Spring Is Coming

The day Sherrie died I walked out onto our deck and I asked God to carry me through my grief and to help me grieve in a healthy, healing way.  Looking back over the past 7 months I see many ways that God has been carrying me through my grief.  One way God has carried me is through the many remarkable people he has brought into my life to help me.  One of those who God brought into my life gave me a CD by Steven Curtis Chapman titled Beauty Will Rise.  The CD contains songs he wrote after the death of his daughter.  On the CD he sings a song called Spring Is Coming.  It is a song about the resurrection to the new life.  I also relate the song to my resurrection back into life from my grief.  So where am I after 7 months of my grief journey?  I am like the picture of the tree attached to this post.  Like the tree, I am showing signs of life.  And like the tree, these signs of life are in the beginning phase and there is a long way to go before life fully blooms in me again.  I still deal with the pain of my loss.  There are waves of sadness, loneliness, anger, and depression.  There are dark days and tears.

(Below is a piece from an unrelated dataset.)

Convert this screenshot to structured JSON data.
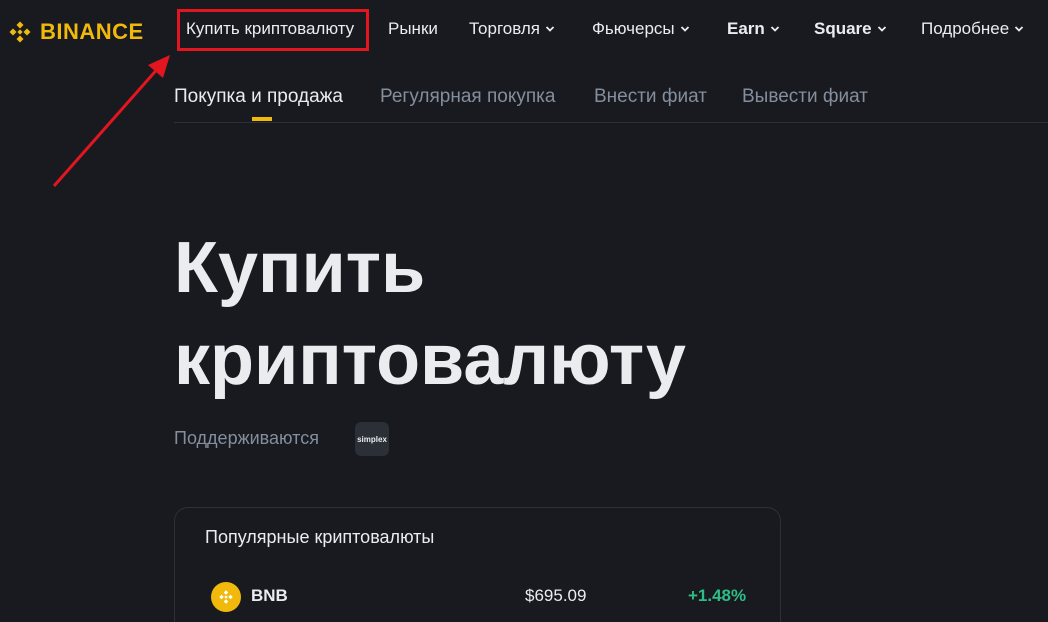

I know I have a lot of very hard grief work left to do, but the grief work I have done has kept me moving forward towards healing.  For those of you who are grieving a loss I want to encourage you to lean on God, continue to do your grief work, and don't give up.  The important thing is to keep moving forward through the pain back into life one step at a time, one day at a time.  Remember Spring Is Coming.

Comments

  1. Tandnlawrence@gmail.com

    Steve, think of you so often. I’m sure your memories from Sherrie flash before you so often. Mine, do, too. So thankful for the amazing lady she was and the invaluable impression she made on my life and so many others. Praying for spring and comfort, Steve.